The movie is based, I understand, fairly loosely on a novel by Luke Davies, published in 1977. Although I haven’t actually read the novel and I came to this movie without any pre-conceived ideas, I knew heroin was an important part of the movie. Images of “Trainspotting”, “Little Fish” and “Monkey Grip” (which also featured Noni Hazlehurst) came to mind.
As with “Trainspotting”, the highs and lows of heroin abuse are shown. There were occasions, for example, when I had to cover my face, as I’ve never been one for injections. There was also an upsetting scene associated with Candy’s miscarriage. But I have to say, honestly, having seen cold-turkey scene in “Trainspotting”, the similar sequence in this film wasn’t nearly as distressing as I thought it might be.
Although the film is very moving, it’s not entirely distressing. The use of the first-person narrator, which gave the movie a certain “Secret Life Of Us” quality, gives you some hope throughout these two very engaging characters will make it through, gain some of the wisdom they need to get through life.
Heath Ledger is absolutely fantastic in this movie, bringing a humanity to the role which emerges throughout the movie, leading to a real sense of character development. There were times, however, when I thought Abbie Cornish over-acted, resulting in a degree of confusion about Candy’s identity. I couldn’t decide if it was childhood abuse, mental illness, heroin abuse, or just plain immaturity that was Candy’s problem. Although on one-level, you could interpret that as Cornish giving a multi-layered performance, I just thought she was confused about why Candy was the way she was. She lacks the character development that you might expect, especially as she emerges at the end of the film as if nothing had happened. Again, you could read something deep into that, but I suspect it’s just not there.
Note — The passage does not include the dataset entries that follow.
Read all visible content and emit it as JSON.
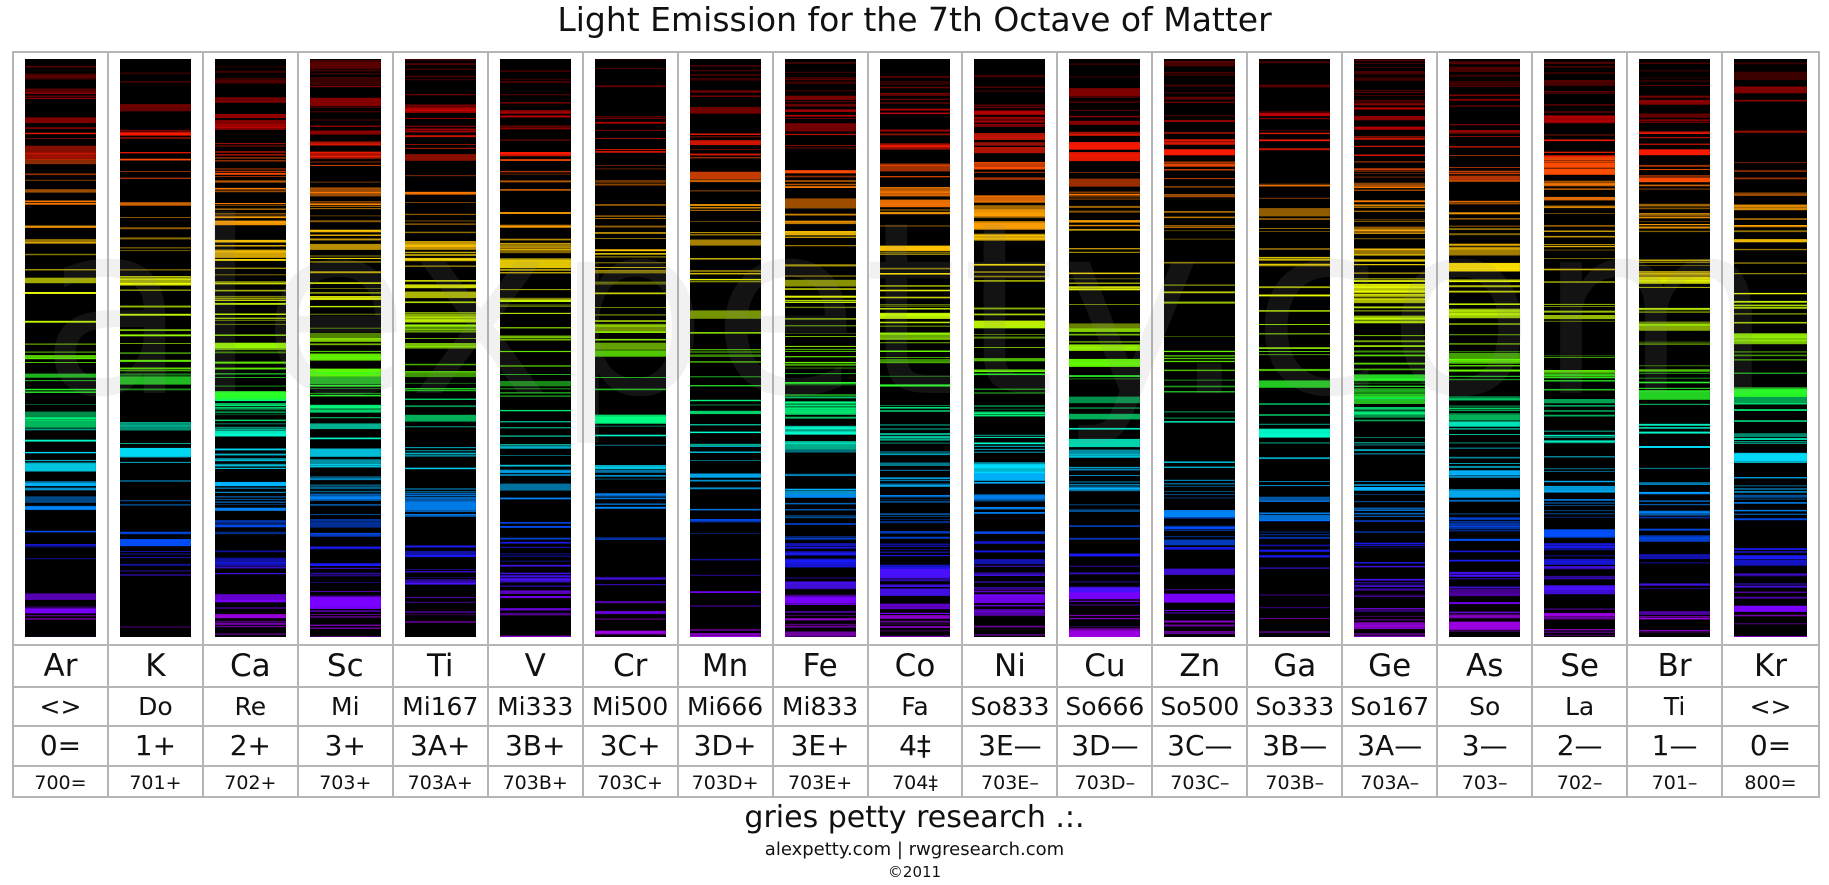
{
  "title": "Light Emission for the 7th Octave of Matter",
  "watermark": "alexpetty.com .:",
  "footer": {
    "org": "gries petty research .:.",
    "links": "alexpetty.com | rwgresearch.com",
    "copyright": "©2011"
  },
  "elements": [
    {
      "symbol": "Ar",
      "tone": "<>",
      "octave": "0=",
      "code": "700="
    },
    {
      "symbol": "K",
      "tone": "Do",
      "octave": "1+",
      "code": "701+"
    },
    {
      "symbol": "Ca",
      "tone": "Re",
      "octave": "2+",
      "code": "702+"
    },
    {
      "symbol": "Sc",
      "tone": "Mi",
      "octave": "3+",
      "code": "703+"
    },
    {
      "symbol": "Ti",
      "tone": "Mi167",
      "octave": "3A+",
      "code": "703A+"
    },
    {
      "symbol": "V",
      "tone": "Mi333",
      "octave": "3B+",
      "code": "703B+"
    },
    {
      "symbol": "Cr",
      "tone": "Mi500",
      "octave": "3C+",
      "code": "703C+"
    },
    {
      "symbol": "Mn",
      "tone": "Mi666",
      "octave": "3D+",
      "code": "703D+"
    },
    {
      "symbol": "Fe",
      "tone": "Mi833",
      "octave": "3E+",
      "code": "703E+"
    },
    {
      "symbol": "Co",
      "tone": "Fa",
      "octave": "4‡",
      "code": "704‡"
    },
    {
      "symbol": "Ni",
      "tone": "So833",
      "octave": "3E—",
      "code": "703E–"
    },
    {
      "symbol": "Cu",
      "tone": "So666",
      "octave": "3D—",
      "code": "703D–"
    },
    {
      "symbol": "Zn",
      "tone": "So500",
      "octave": "3C—",
      "code": "703C–"
    },
    {
      "symbol": "Ga",
      "tone": "So333",
      "octave": "3B—",
      "code": "703B–"
    },
    {
      "symbol": "Ge",
      "tone": "So167",
      "octave": "3A—",
      "code": "703A–"
    },
    {
      "symbol": "As",
      "tone": "So",
      "octave": "3—",
      "code": "703–"
    },
    {
      "symbol": "Se",
      "tone": "La",
      "octave": "2—",
      "code": "702–"
    },
    {
      "symbol": "Br",
      "tone": "Ti",
      "octave": "1—",
      "code": "701–"
    },
    {
      "symbol": "Kr",
      "tone": "<>",
      "octave": "0=",
      "code": "800="
    }
  ]
}
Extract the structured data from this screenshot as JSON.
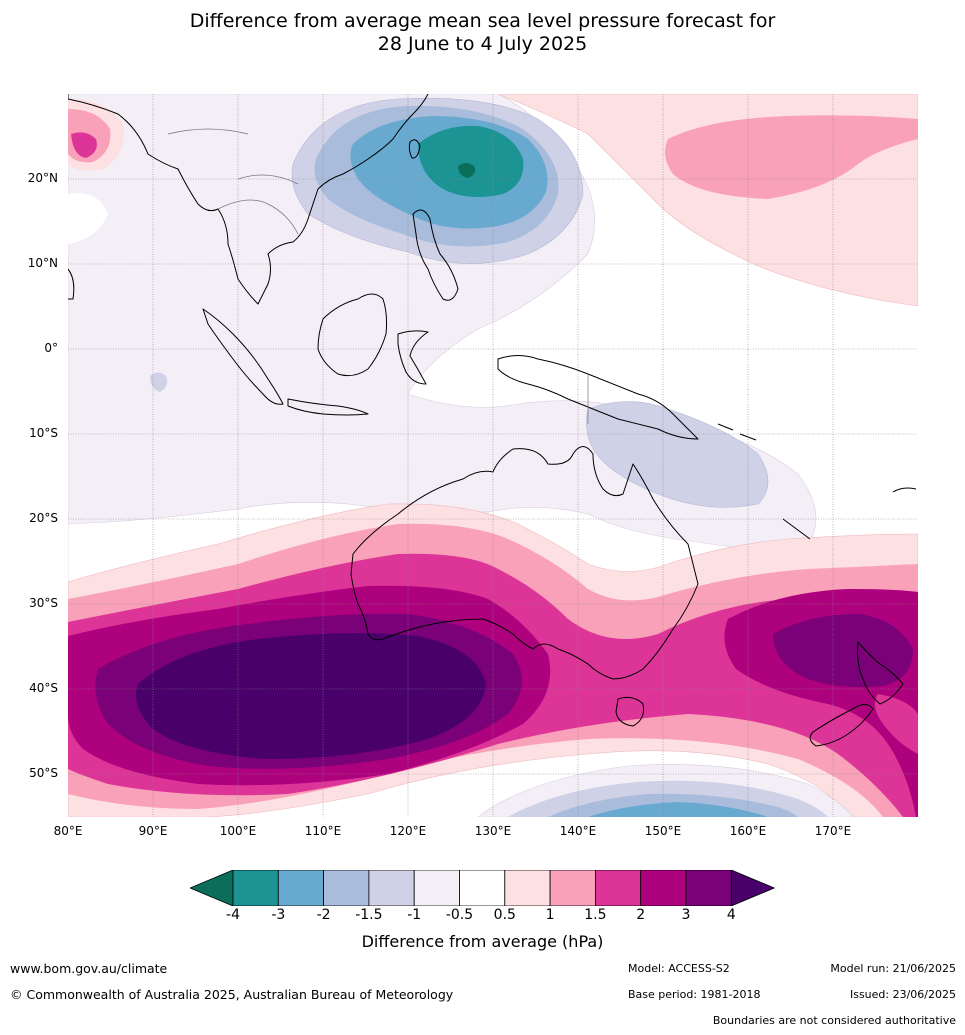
{
  "title": {
    "line1": "Difference from average mean sea level pressure forecast for",
    "line2": "28 June to 4 July 2025"
  },
  "map": {
    "lon_range": [
      80,
      180
    ],
    "lat_range": [
      -55,
      30
    ],
    "lat_ticks": [
      "20°N",
      "10°N",
      "0°",
      "10°S",
      "20°S",
      "30°S",
      "40°S",
      "50°S"
    ],
    "lon_ticks": [
      "80°E",
      "90°E",
      "100°E",
      "110°E",
      "120°E",
      "130°E",
      "140°E",
      "150°E",
      "160°E",
      "170°E"
    ],
    "features": [
      {
        "name": "low-east-of-philippines",
        "center_lon": 127,
        "center_lat": 21,
        "min_anomaly": -4
      },
      {
        "name": "high-southern-indian-ocean",
        "center_lon": 108,
        "center_lat": -40,
        "max_anomaly": 4
      },
      {
        "name": "high-new-zealand",
        "center_lon": 170,
        "center_lat": -36,
        "max_anomaly": 3
      },
      {
        "name": "high-north-pacific",
        "center_lon": 160,
        "center_lat": 25,
        "max_anomaly": 1.5
      },
      {
        "name": "low-southern-ocean",
        "center_lon": 150,
        "center_lat": -54,
        "min_anomaly": -2.5
      }
    ]
  },
  "colorbar": {
    "ticks": [
      "-4",
      "-3",
      "-2",
      "-1.5",
      "-1",
      "-0.5",
      "0.5",
      "1",
      "1.5",
      "2",
      "3",
      "4"
    ],
    "colors": [
      "#0b6e5b",
      "#1c9494",
      "#68a9d0",
      "#a9bcdb",
      "#cfd1e6",
      "#f4eef6",
      "#ffffff",
      "#fde0e1",
      "#f9a1b9",
      "#dd3497",
      "#ae017e",
      "#7a0177",
      "#49006a"
    ],
    "label": "Difference from average (hPa)"
  },
  "footer": {
    "website": "www.bom.gov.au/climate",
    "copyright": "© Commonwealth of Australia 2025, Australian Bureau of Meteorology",
    "model": "Model: ACCESS-S2",
    "base_period": "Base period: 1981-2018",
    "model_run": "Model run: 21/06/2025",
    "issued": "Issued: 23/06/2025",
    "disclaimer": "Boundaries are not considered authoritative"
  }
}
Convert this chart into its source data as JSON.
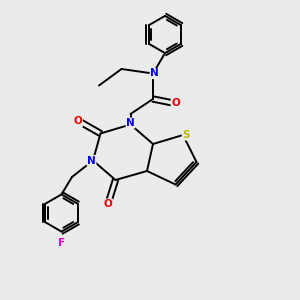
{
  "background_color": "#ebebeb",
  "atom_colors": {
    "C": "#000000",
    "N": "#0000ee",
    "O": "#ee0000",
    "S": "#bbbb00",
    "F": "#dd00dd",
    "H": "#000000"
  },
  "bond_color": "#000000",
  "bond_width": 1.4,
  "figsize": [
    3.0,
    3.0
  ],
  "dpi": 100,
  "xlim": [
    0,
    10
  ],
  "ylim": [
    0,
    10
  ]
}
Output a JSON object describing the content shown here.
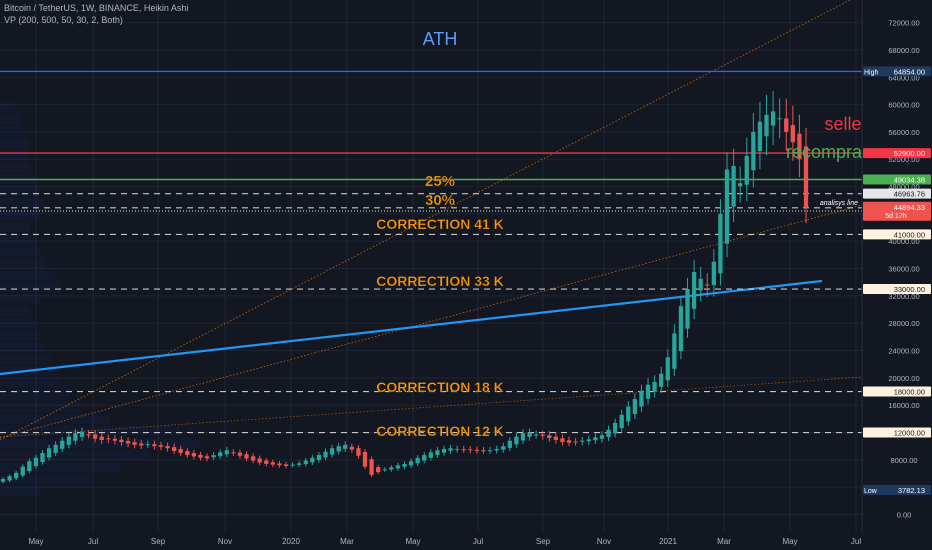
{
  "header": {
    "symbol_line": "Bitcoin / TetherUS, 1W, BINANCE, Heikin Ashi",
    "indicator_line": "VP (200, 500, 50, 30, 2, Both)"
  },
  "colors": {
    "background": "#131722",
    "grid": "#1f2433",
    "up_candle": "#26a69a",
    "down_candle": "#ef5350",
    "ath_line": "#2962ff",
    "ath_text": "#5b9cf6",
    "sell_line": "#f23645",
    "rebuy_line": "#4caf50",
    "correction_text": "#ff9800",
    "dashed_level": "#e6e6e6",
    "trend_line": "#2196f3",
    "dotted_trend": "#f57c00"
  },
  "annotations": {
    "ath": "ATH",
    "selled": "selled",
    "recomprar": "recomprar",
    "pct25": "25%",
    "pct30": "30%",
    "corr41": "CORRECTION  41 K",
    "corr33": "CORRECTION  33 K",
    "corr18": "CORRECTION  18 K",
    "corr12": "CORRECTION  12 K",
    "analysis": "analisys line"
  },
  "price_labels": {
    "high_prefix": "High",
    "high_value": "64854.00",
    "low_prefix": "Low",
    "low_value": "3782.13",
    "sell": "52900.00",
    "rebuy": "49034.38",
    "level_25": "46963.76",
    "current": "44894.33",
    "current_sub": "5d 17h",
    "level_41": "41000.00",
    "level_33": "33000.00",
    "level_18": "18000.00",
    "level_12": "12000.00"
  },
  "chart_data": {
    "type": "candlestick",
    "title": "Bitcoin / TetherUS, 1W, BINANCE, Heikin Ashi",
    "y_ticks": [
      0,
      4000,
      8000,
      12000,
      16000,
      20000,
      24000,
      28000,
      32000,
      36000,
      40000,
      44000,
      48000,
      52000,
      56000,
      60000,
      64000,
      68000,
      72000
    ],
    "y_tick_labels": [
      "0.00",
      "4000.00",
      "8000.00",
      "12000.00",
      "16000.00",
      "20000.00",
      "24000.00",
      "28000.00",
      "32000.00",
      "36000.00",
      "40000.00",
      "44000.00",
      "48000.00",
      "52000.00",
      "56000.00",
      "60000.00",
      "64000.00",
      "68000.00",
      "72000.00"
    ],
    "x_labels": [
      "May",
      "Jul",
      "Sep",
      "Nov",
      "2020",
      "Mar",
      "May",
      "Jul",
      "Sep",
      "Nov",
      "2021",
      "Mar",
      "May",
      "Jul"
    ],
    "ylim": [
      -2000,
      74000
    ],
    "horizontal_levels": {
      "ath": 64854,
      "sell": 52900,
      "rebuy": 49034.38,
      "level_25": 46963.76,
      "current": 44894.33,
      "correction_41k": 41000,
      "correction_33k": 33000,
      "correction_18k": 18000,
      "correction_12k": 12000
    },
    "weekly_close": [
      5200,
      5600,
      6100,
      7000,
      7800,
      8300,
      9000,
      9700,
      10200,
      10800,
      11400,
      11900,
      12100,
      11700,
      11100,
      10900,
      11000,
      10800,
      10600,
      10400,
      10200,
      10100,
      10300,
      10000,
      9900,
      9700,
      9300,
      9000,
      8700,
      8500,
      8300,
      8200,
      8700,
      9100,
      9400,
      9000,
      8600,
      8200,
      7900,
      7600,
      7400,
      7300,
      7200,
      7100,
      7300,
      7500,
      7900,
      8300,
      8700,
      9200,
      9700,
      10000,
      10200,
      9500,
      8600,
      7000,
      5800,
      6200,
      6600,
      6900,
      7200,
      7400,
      7800,
      8300,
      8700,
      9100,
      9400,
      9600,
      9700,
      9600,
      9500,
      9400,
      9350,
      9300,
      9400,
      9600,
      10000,
      10800,
      11400,
      11900,
      12000,
      11700,
      11500,
      11200,
      10900,
      10600,
      10500,
      10600,
      10800,
      11000,
      11300,
      11600,
      12400,
      13400,
      14600,
      15800,
      16900,
      18100,
      19000,
      19400,
      20600,
      23000,
      26500,
      30500,
      33000,
      35500,
      34500,
      33500,
      37000,
      44000,
      50500,
      51000,
      48500,
      52500,
      56000,
      57500,
      58500,
      59000,
      58000,
      56000,
      54500,
      52000,
      44894
    ]
  }
}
Nonetheless, it was a very good movie and one I suspect I’ll remember for quite some time. Seeing the movie in Newtown, in particular, was quite interesting, if only to recognise a large number of locations used in the film shot entirely around Sydney. I couldn’t help but feel, however, for the owner of the nearby pawn-shop which figures prominently early in the movie as the location where Candy first has sex for money. I don’t imagine his shop will become quite the drawcard, for example, that Videodrama became after featuring in “Muriel’s Wedding”.